On a personal level:
I don’t really know, man? I think the longtermist/rationalist EA memes/ecosystem were very likely causally responsible for some of the worst capabilities externalities in the last decade; I don’t have a sense of how bad it is overall because counterfactuals are really hard but I don’t think it’s plausible that the negative impact was small. I’m pretty confused about whether people with thought process like me have been historically net positive or net negative; I can see a strong case either way. The whole thing had a pretty direct effect on me being depressed for most of this year (with the obvious caveat that etiology is hard for mental illness stuff, and being sad for cosmic reasons is one of the most self-flattering stories I could have for melancholy). Interestingly, I think the emotional effect is much larger than I would’ve ex ante predicted, if you asked me in 2017 if I thought longtermist work might be net negative, I don’t think my numbers would’ve been that different; I guess the specific details and concreteness did matter.

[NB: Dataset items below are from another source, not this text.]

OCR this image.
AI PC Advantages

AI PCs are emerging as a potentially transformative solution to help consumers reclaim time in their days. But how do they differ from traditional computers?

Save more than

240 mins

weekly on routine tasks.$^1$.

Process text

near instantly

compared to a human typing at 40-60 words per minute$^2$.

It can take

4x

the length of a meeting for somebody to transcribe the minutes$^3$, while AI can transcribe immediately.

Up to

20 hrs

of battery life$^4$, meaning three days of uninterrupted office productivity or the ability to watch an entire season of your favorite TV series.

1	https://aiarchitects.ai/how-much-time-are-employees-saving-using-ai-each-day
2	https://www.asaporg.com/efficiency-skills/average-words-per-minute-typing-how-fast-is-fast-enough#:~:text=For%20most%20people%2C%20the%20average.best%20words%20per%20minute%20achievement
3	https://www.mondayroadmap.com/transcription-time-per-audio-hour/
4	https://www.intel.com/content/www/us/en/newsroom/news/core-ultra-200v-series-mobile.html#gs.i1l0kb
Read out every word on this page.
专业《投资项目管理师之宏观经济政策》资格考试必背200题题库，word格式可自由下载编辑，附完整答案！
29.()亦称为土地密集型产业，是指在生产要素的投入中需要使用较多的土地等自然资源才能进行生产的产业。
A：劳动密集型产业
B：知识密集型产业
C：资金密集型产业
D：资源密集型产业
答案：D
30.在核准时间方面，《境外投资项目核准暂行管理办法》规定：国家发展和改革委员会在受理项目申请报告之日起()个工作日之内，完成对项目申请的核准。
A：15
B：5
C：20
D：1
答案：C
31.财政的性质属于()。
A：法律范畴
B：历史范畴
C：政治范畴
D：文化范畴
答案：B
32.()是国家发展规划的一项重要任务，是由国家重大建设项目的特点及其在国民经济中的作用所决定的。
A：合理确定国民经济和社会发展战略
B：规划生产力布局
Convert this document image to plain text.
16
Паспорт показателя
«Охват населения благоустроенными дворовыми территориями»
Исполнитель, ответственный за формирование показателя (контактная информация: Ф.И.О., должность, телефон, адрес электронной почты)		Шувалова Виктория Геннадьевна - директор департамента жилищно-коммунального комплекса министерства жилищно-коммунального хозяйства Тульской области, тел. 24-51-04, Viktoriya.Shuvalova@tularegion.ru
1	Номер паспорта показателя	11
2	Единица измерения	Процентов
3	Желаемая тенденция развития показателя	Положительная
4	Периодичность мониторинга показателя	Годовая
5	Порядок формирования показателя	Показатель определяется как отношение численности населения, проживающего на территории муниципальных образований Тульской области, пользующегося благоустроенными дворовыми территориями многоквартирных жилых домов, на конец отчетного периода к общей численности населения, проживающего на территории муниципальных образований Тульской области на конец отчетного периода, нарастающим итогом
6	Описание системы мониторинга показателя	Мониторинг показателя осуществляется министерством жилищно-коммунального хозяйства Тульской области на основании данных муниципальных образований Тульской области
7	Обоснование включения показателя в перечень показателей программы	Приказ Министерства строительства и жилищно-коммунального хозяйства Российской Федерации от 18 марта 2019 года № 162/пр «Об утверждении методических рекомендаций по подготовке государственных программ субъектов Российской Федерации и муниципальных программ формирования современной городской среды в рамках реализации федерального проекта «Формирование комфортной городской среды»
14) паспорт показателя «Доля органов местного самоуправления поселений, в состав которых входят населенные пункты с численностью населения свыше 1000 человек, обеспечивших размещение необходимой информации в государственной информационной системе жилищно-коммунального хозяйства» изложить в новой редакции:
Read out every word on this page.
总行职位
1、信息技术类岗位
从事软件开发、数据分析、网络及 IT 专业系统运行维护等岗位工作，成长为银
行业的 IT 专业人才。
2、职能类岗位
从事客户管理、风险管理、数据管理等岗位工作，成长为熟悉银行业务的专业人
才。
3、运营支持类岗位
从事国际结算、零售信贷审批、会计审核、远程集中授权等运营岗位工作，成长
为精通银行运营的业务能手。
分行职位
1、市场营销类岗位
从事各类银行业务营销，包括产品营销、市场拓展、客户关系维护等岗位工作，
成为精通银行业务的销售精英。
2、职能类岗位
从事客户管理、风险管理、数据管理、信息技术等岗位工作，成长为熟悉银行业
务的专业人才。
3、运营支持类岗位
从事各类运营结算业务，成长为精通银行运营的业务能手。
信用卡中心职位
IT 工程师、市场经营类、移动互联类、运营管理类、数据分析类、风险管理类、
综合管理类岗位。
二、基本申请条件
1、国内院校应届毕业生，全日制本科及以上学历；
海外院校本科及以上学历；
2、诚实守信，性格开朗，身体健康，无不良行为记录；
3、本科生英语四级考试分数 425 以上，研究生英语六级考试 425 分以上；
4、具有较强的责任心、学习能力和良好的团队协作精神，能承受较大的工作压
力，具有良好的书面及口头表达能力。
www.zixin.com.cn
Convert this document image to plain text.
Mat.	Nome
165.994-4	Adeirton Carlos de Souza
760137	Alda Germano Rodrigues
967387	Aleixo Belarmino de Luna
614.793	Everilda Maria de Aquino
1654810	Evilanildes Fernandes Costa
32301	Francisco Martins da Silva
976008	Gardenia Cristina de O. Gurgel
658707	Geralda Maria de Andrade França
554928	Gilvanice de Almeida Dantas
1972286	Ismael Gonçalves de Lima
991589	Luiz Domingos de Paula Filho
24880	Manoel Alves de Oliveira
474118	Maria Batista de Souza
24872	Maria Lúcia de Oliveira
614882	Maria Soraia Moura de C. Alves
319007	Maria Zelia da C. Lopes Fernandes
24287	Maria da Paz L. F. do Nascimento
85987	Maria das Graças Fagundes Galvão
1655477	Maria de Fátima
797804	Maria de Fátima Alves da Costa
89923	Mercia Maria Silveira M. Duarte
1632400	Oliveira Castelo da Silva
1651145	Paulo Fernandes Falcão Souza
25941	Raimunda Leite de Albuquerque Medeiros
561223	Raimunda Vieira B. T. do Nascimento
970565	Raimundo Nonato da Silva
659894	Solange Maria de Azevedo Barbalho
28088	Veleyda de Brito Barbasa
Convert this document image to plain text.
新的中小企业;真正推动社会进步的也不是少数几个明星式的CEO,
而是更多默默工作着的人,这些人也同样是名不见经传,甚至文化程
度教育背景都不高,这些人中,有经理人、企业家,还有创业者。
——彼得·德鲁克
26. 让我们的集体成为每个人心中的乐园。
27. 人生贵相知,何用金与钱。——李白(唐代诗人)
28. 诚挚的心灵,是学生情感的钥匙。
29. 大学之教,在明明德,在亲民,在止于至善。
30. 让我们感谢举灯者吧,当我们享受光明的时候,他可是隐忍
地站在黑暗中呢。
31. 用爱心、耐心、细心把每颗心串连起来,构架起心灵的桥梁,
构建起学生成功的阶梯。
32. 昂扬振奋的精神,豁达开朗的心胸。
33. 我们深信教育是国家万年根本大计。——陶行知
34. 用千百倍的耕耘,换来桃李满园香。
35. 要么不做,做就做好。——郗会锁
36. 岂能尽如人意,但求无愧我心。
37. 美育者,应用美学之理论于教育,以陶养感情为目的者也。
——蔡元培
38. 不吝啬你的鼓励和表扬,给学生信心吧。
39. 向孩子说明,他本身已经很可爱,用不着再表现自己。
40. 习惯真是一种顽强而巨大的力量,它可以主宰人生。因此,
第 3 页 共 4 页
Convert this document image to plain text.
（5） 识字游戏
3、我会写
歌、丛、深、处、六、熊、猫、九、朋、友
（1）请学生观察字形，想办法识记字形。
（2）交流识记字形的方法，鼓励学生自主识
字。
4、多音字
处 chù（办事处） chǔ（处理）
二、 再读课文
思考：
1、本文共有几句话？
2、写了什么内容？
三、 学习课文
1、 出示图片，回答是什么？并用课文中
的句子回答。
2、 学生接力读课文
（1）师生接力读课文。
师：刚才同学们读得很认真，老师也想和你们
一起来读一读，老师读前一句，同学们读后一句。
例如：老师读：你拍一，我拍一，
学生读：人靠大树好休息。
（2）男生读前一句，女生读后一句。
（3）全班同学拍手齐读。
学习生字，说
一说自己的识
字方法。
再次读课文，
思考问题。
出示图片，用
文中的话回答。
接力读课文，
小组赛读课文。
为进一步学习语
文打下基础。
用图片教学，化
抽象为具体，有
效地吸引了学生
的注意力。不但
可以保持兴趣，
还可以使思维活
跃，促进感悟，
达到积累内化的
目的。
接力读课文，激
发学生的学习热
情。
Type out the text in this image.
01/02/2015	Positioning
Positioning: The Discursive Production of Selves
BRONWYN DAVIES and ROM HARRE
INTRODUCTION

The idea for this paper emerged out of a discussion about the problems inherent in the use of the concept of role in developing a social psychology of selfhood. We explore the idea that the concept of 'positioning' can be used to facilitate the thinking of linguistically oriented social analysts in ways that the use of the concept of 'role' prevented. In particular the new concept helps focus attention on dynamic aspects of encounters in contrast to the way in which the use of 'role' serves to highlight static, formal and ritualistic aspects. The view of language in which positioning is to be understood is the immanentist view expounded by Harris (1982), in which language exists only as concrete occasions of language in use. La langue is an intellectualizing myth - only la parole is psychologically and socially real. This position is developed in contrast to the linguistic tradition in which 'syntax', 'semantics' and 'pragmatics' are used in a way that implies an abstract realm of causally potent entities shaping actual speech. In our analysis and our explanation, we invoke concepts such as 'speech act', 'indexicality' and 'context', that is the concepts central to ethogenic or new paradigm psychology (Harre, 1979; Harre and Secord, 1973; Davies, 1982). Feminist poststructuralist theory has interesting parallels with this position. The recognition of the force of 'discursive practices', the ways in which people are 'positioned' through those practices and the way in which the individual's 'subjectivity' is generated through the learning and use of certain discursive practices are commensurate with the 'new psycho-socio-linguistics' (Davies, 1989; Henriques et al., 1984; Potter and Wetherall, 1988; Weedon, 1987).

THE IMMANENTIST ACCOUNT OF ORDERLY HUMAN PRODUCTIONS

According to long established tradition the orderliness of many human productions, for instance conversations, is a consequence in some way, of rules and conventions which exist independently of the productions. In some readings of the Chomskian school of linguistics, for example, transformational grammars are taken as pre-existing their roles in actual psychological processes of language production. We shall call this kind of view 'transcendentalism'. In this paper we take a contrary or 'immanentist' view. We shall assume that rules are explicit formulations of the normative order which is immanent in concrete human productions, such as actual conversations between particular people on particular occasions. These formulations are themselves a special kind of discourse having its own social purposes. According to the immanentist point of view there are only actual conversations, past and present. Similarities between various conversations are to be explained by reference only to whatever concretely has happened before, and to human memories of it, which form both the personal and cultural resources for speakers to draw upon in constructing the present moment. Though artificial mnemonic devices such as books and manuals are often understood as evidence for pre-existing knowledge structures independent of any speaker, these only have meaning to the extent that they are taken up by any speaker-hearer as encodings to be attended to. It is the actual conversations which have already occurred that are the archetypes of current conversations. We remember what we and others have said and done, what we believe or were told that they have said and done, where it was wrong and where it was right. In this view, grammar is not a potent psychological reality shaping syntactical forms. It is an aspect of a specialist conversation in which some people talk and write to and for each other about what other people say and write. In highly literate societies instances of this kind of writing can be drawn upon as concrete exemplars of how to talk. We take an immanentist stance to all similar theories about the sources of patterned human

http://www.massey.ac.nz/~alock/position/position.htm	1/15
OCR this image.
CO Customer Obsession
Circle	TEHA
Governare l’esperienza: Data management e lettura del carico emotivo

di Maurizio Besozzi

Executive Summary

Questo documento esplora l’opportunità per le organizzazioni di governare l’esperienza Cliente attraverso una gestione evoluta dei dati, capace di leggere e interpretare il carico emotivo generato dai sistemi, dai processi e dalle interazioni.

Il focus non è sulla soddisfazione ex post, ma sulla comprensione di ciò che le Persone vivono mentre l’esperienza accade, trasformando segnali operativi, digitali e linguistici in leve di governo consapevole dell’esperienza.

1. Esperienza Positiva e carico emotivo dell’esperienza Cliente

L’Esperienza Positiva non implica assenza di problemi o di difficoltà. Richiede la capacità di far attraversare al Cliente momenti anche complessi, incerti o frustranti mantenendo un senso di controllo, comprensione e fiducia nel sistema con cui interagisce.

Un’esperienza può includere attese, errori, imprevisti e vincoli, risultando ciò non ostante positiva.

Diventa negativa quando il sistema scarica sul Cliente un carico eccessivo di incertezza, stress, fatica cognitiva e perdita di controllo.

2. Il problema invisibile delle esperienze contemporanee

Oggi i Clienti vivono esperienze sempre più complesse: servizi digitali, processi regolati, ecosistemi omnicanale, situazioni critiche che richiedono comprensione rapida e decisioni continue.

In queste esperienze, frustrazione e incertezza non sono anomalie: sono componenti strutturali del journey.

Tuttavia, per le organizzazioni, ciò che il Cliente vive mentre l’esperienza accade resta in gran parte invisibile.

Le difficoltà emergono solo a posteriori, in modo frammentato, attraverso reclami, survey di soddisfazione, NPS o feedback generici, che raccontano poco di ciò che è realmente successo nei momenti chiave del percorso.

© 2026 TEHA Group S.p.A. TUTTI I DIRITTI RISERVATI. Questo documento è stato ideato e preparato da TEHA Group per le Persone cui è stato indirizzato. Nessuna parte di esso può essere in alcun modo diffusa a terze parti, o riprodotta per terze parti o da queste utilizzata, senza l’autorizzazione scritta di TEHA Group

I have a lot of sympathy for people who decided to be a bit more checked out of morality, or decided to give up on this whole AI thing and focus on just reducing suffering in the next few decades (I think farmed animal welfare is the most popular candidate). But ultimately I think they’re wrong. The future is still going to be big, and likely really wild, and likely at least somewhat contingent. Knowing (or at least having a high probability) that people near us did a bunch of harmful stuff in the past is certainly an argument for being much more careful going forwards (as well as a number of more concrete and specific updates), but not really a good case to just roll over. (In the abstract, I do think it’s more plausible that for some people acting now is wrong compared to retreating to the woods for a year and thinking really hard; as an empirical matter when I did weaker versions of that, the effect was basically between useless and negative).
I think it’s a bit more feasible if you’re willing to make >3 OOMs sacrifice in expected positive impact. But still pretty rough. Some green energy stuff might be safe? Maybe try to convince doomsday preppers to be nicer people? I confess to not thinking much about it; I think some of the Oxford people might have a better idea.